Investors should be prioritising cybersecurity when deciding which companies to invest in, according to the World Economic Forum.
The organisation has published guidance for investors on how to effectively ensure a company has adequate security in place, arguing that investors play a vital role in ensuring that cybersecurity is increasingly prioritised by businesses.
The report, Incentivizing responsible and secure innovation: Principles and guidance for investors, includes information on suitable frameworks for cybersecurity due diligence for investors, and key duty of care principles. It is part of a series of reports designed to encourage better cybersecurity practices across the entire enterprise ecosystem.
“Building that future calls upon us to take cybersecurity seriously when we innovate and create new technologies,” wrote Troels Oerting, Chairman of the Advisory Board Centre for Cybersecurity, World Economic Forum, in the report’s foreword.
“The cybersecurity challenges that we face today have arisen because there has been no incentive to build better security in the past. With this body of work, we begin to change that.”
Why cybersecurity should matter to investors
Cybersecurity has traditionally been of little concern to those outside of the IT department, and while this is beginning to change as the business world wakes up to the financial damage a breach or hack can pose, it remains a topic many investors know little about.

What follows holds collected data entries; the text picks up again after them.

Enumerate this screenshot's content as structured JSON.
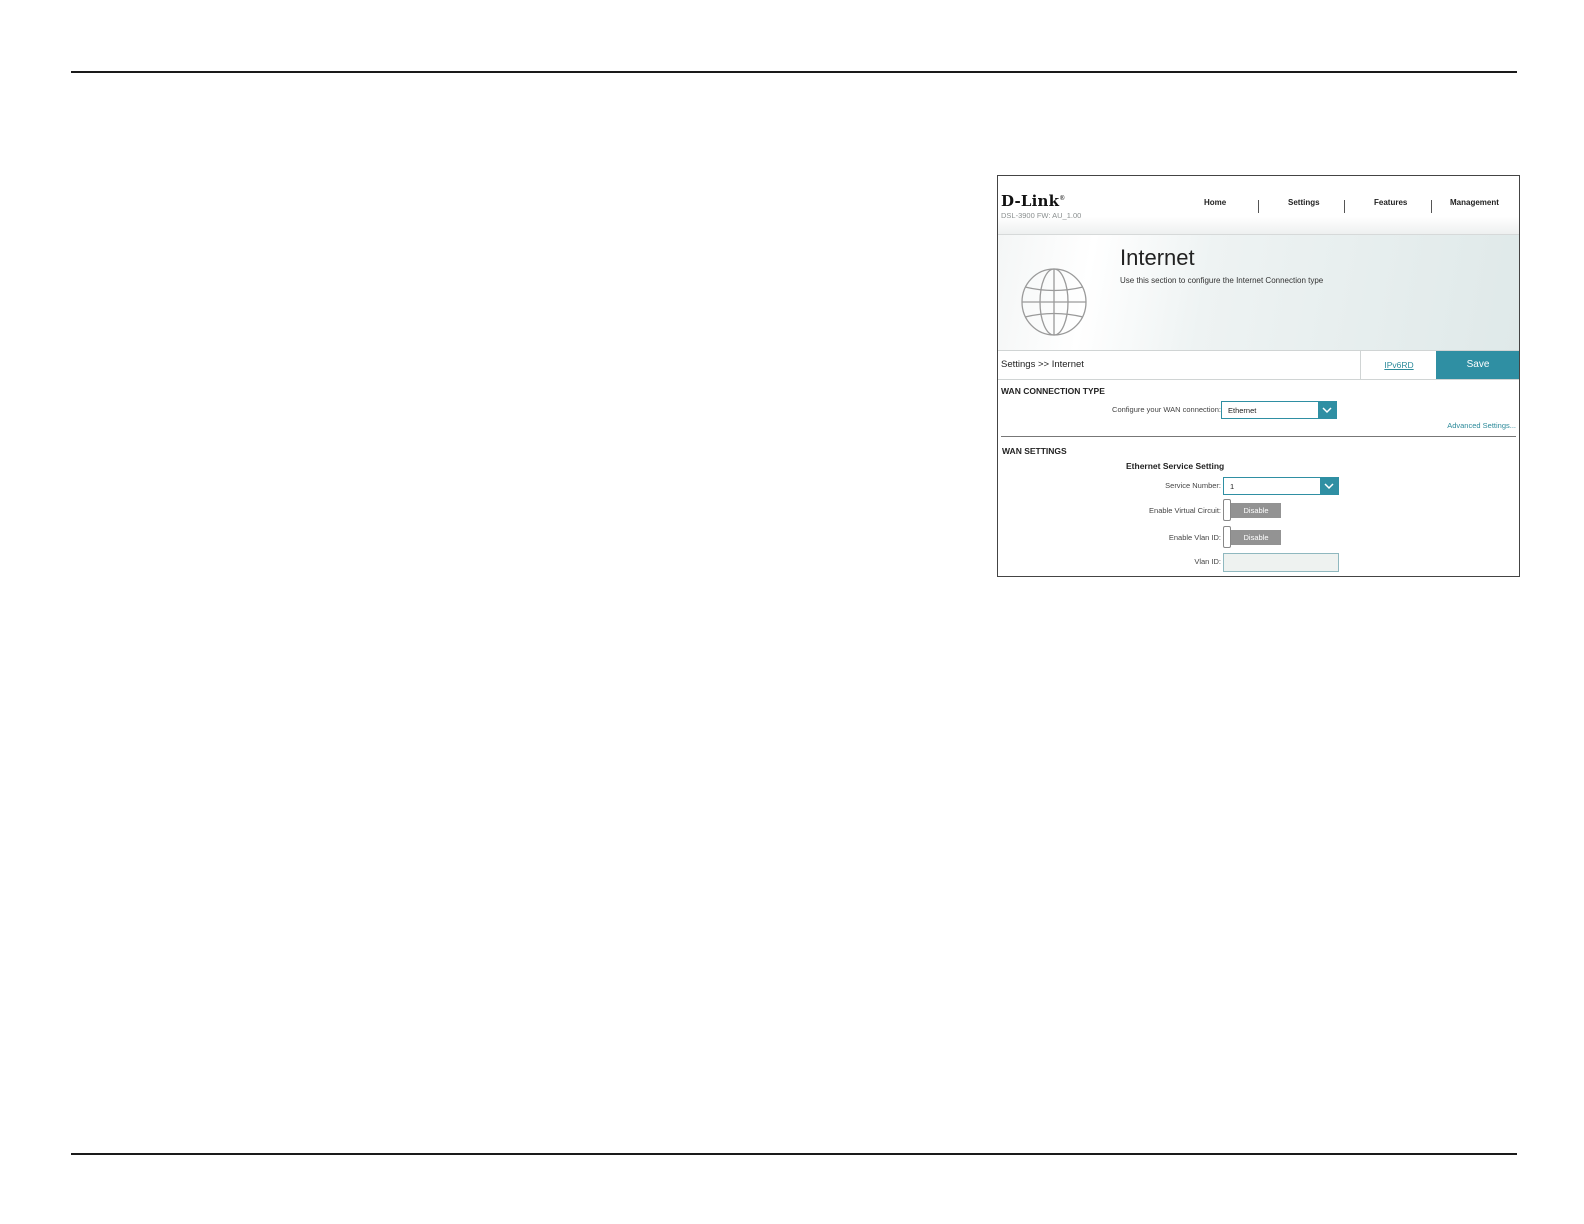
{
  "router": {
    "logo": "D-Link",
    "model": "DSL-3900   FW: AU_1.00",
    "nav": [
      "Home",
      "Settings",
      "Features",
      "Management"
    ],
    "banner": {
      "title": "Internet",
      "description": "Use this section to configure the Internet Connection type"
    },
    "breadcrumb": "Settings >> Internet",
    "ipv6_link": "IPv6RD",
    "save_label": "Save",
    "wan_connection": {
      "title": "WAN CONNECTION TYPE",
      "label": "Configure your WAN connection:",
      "value": "Ethernet",
      "advanced_link": "Advanced Settings..."
    },
    "wan_settings": {
      "title": "WAN SETTINGS",
      "subtitle": "Ethernet Service Setting",
      "service_number_label": "Service Number:",
      "service_number_value": "1",
      "virtual_circuit_label": "Enable Virtual Circuit:",
      "virtual_circuit_state": "Disable",
      "vlan_id_enable_label": "Enable Vlan ID:",
      "vlan_id_enable_state": "Disable",
      "vlan_id_label": "Vlan ID:",
      "vlan_id_value": ""
    },
    "colors": {
      "accent": "#2f8fa3",
      "toggle_off": "#939393"
    }
  }
}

However, experts quoted in the World Economic Forum’s report argue that it is vital that investors take cybersecurity concerns into account.
“In the Fourth Industrial Revolution, when most businesses are relying on technology and data, understanding cyber risk when investing must be a part of the investor’s risk appetite calculation process,” said Kelly Young, chief information officer, Hillspire.
“Cybersecurity preparedness assessment acts as a reference when making investment decisions and the cybersecurity due diligence assessment framework is one of the tools to enable investors to evaluate cyber risk.”
“Investors need to be able to confidently assess cyber risk with the same rigour as other risks they analyse and manage – and that ability can be met only with a standard set of principle,” added Martina Cheung, president, S&P Global Market Intelligence.
“The cybersecurity due diligence assessment framework is a great building block for this as it offers an industry standard that investors can use across the investment cycles to help their portfolio of companies improve their cyber exposure practices.”